“Effect of Endocrine Disrupting Chemicals on Germinal Vesicle Breakdown in Xenopus In Vitro,” by D. J. Fort, D. W. McLaughlin, R. L. Rogers, and B. O. Buzzard. Drug Chem. Toxicol. 25 (3), pp. 293–308, 2002.
Upon further review of our article cited above, we inadvertently did not cite the investigators (D. B. Pickford and I. D. Morris) who were responsible for the initial development of a germinal vesicle breakdown assay (GVBD) in Xenopus laevis as a means of studying endocrine disrupting agents properly. The following Erratum is provided to correct this error and includes the following revisions to the text.
Page 294, paragraph 3 is replaced with the following paragraph.
The maturation of the amphibian oocyte represents the final stage of oogenesis which ultimately prepares the oocyte for fertilization. Oocyte maturation is marked morphologically by germinal vesicle breakdown (GVBD),[24] and is induced by progesterone.[25] Thus, maturation of the oocyte could potentially be disrupted by EDCs. Disruption of oocyte maturation events in Rana pipiens[26] and X. laevis[24] by estradiol and a synthetic estrogen has been demonstrated previously. Thus, maturation of the oocyte could potentially be disrupted by EDCs. Pickford and Morris[27] previously hypothesized that progesterone-induced maturation of amphibian oocytes could be disrupted by environmental pollutants with anti-progestin activity.

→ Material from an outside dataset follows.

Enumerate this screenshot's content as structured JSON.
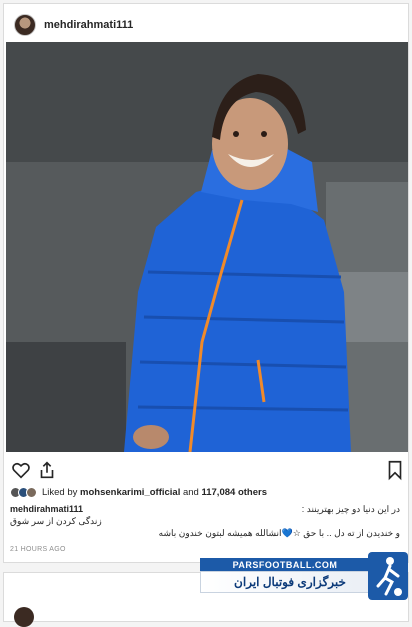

In this article, we further evaluate the use of a GVBD[27] assay for measuring EDCs in vitro.
Page 295, paragraph 2, line 16 is replaced with the following sentence.

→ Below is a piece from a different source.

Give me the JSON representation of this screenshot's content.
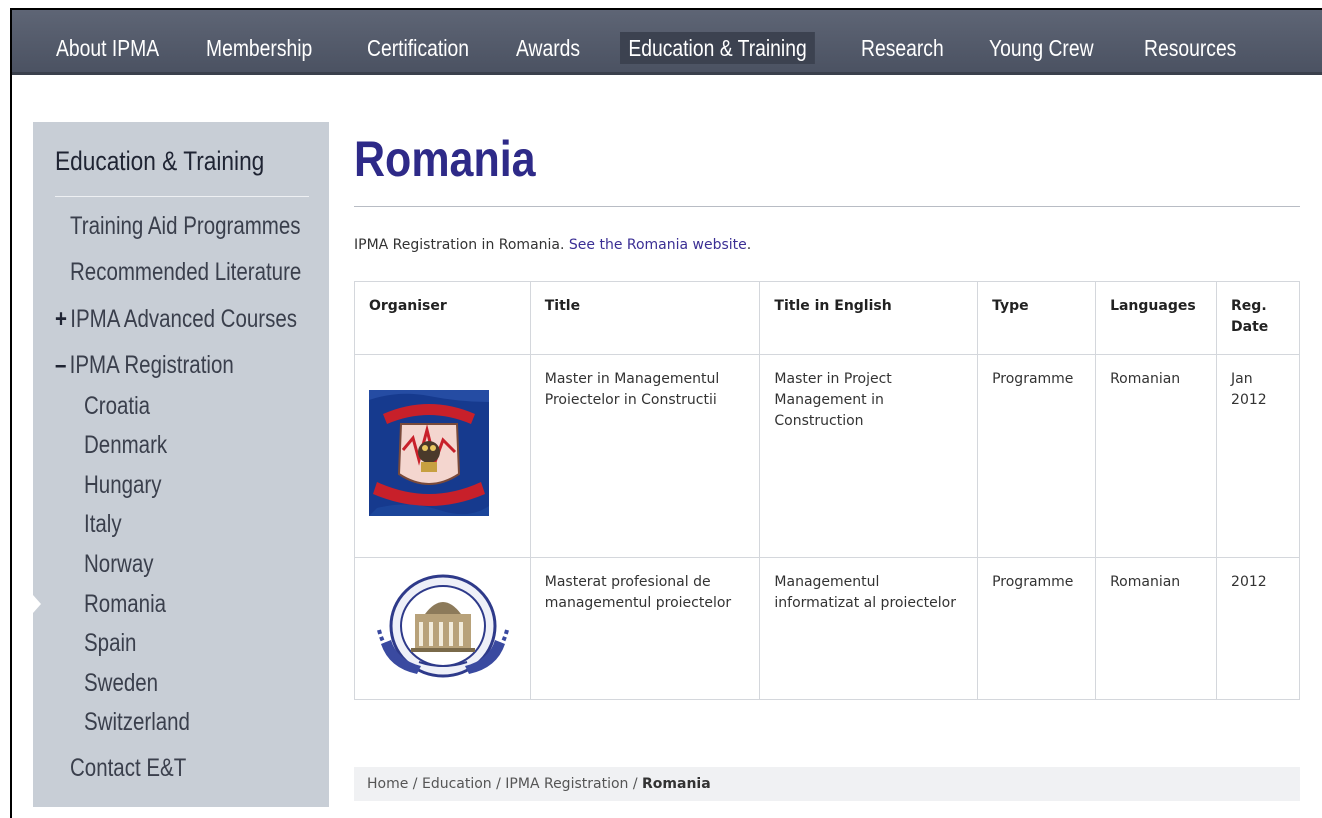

Each of the test materials has also been found to induce abnormal development during early embryo-larval periods in the Frog Embryo Teratogenesis Assay—Xenopus (FETAX) model.[16]
Page 296, paragraph 4, line 1 is added.
Germinal Vesicle Breakdown (GVBD) Assay
The GVBD assay was performed as described by Pickford and Morris[27] with modification.

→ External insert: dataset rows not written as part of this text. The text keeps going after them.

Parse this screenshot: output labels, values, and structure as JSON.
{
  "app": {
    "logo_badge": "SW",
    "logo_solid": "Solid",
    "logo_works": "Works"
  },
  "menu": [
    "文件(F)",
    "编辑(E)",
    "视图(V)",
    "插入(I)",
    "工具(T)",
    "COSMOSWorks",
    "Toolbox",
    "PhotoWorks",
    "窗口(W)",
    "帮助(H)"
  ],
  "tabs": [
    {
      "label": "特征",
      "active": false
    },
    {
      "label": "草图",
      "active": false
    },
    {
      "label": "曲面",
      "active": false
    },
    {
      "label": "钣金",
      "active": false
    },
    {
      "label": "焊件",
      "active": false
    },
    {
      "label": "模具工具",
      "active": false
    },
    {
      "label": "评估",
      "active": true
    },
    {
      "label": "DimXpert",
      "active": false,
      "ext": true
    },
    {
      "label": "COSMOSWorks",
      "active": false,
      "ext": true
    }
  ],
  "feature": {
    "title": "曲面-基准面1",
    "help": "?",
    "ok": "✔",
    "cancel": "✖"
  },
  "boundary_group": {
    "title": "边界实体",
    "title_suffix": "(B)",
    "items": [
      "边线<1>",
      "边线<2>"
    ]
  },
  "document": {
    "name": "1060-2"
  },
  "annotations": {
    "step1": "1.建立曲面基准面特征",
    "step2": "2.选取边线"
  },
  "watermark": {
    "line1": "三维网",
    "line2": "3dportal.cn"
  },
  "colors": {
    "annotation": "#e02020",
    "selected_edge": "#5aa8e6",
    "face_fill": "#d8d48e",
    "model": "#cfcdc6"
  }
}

Page 303, paragraphs 2 and 3 are replaced with the following paragraph.
Exposure to environmental contaminants can adversely affect individuals, as well as, meta-populations of amphibians.[33] Most studies have focused on effects at the individual level. Extrapolating toxicological effects observed in individual specimens in the laboratory to effects at the meta-population level is extremely difficult and requires an adequate evaluation of adverse responses in the field. Negative effects at the meta-population level may be the result of multiple responses including lethal responses, sub-lethal responses, and modest changes in biochemical homeostatis.[27,32–34] Sub-lethal responses include malformation, growth reduction, and developmental delay. Changes in biochemical homeostasis in amphibians resulting from perturbation of critical aspects of the endocrine system, such as reproductive hormonal pathways and the thyroid axis also provide additional stress.
Amphibian reproduction can be perturbed at a myriad of different sites within the body including, the brain, pituitary, thyroid, gonad, and liver.[27] Of these systems, the gonads appear to be a primary site of action for many EDCs in several species. For example, abnormal ovaries in female juvenile alligators from Lake Apopka, Florida have been identified in earlier studies.[7,9,35–37] The biochemical and histopathological effects of organochlorine pesticides and polynuclear aromatic hydrocarbons (PAHs) on the ovaries of fish have been documented.[38,40] Thus, not only are EDCs capable of disrupting reproductive function by perturbing endocrine systems in adults, but also by inducing abnormalities in critical reproductive tissues.